Tom Murphy sleeps on a bench, has no money, and struggles with alcoholism. But the 49-year-old homeless man is the unofficial chess king of Washington, D.C. Murphy spends his days playing chess at D.C.’s Dupont Circle, where he specializes in a lightning version of the game known as “blitz,” in which each player has just five minutes for all his moves. He has won several tournaments and finished 15th in the 2005 world blitz championship. “The mathematical equation has always been fascinating to me,” says Murphy, a former math and science major. “Then when you add the camaraderie, the ambience, the open air, it’s almost irresistible.” Murphy’s tournament ranking is “expert,” and in coming months, he hopes to qualify in the highest category, “master.”

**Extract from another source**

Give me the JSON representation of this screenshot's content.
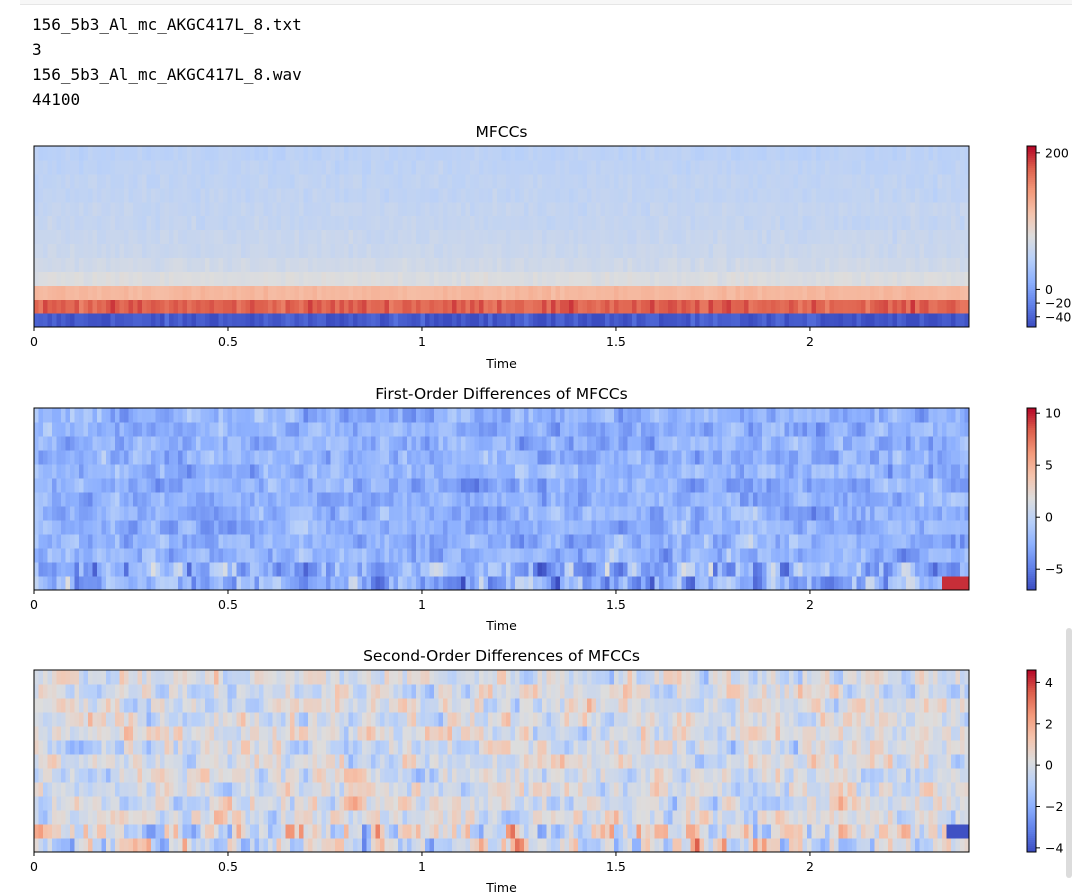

When the driver of an Orlando school bus suffered a seizure this week and lost control, 39 students began screaming in terror. The bus careened off a
guardrail and was headed for disaster. But Mariah Hutchinson, 17, jumped from her seat and grabbed the steering wheel, wrestling the bus away from the guardrail. Joshua Cosme, also 17, pulled the emergency brake and
brought the vehicle to a stop. Nobody was seriously injured. The students’ “quick thinking,” said Florida Highway Patrol Sgt. Jorge Delahoz, “kept this from becoming a tragic incident.”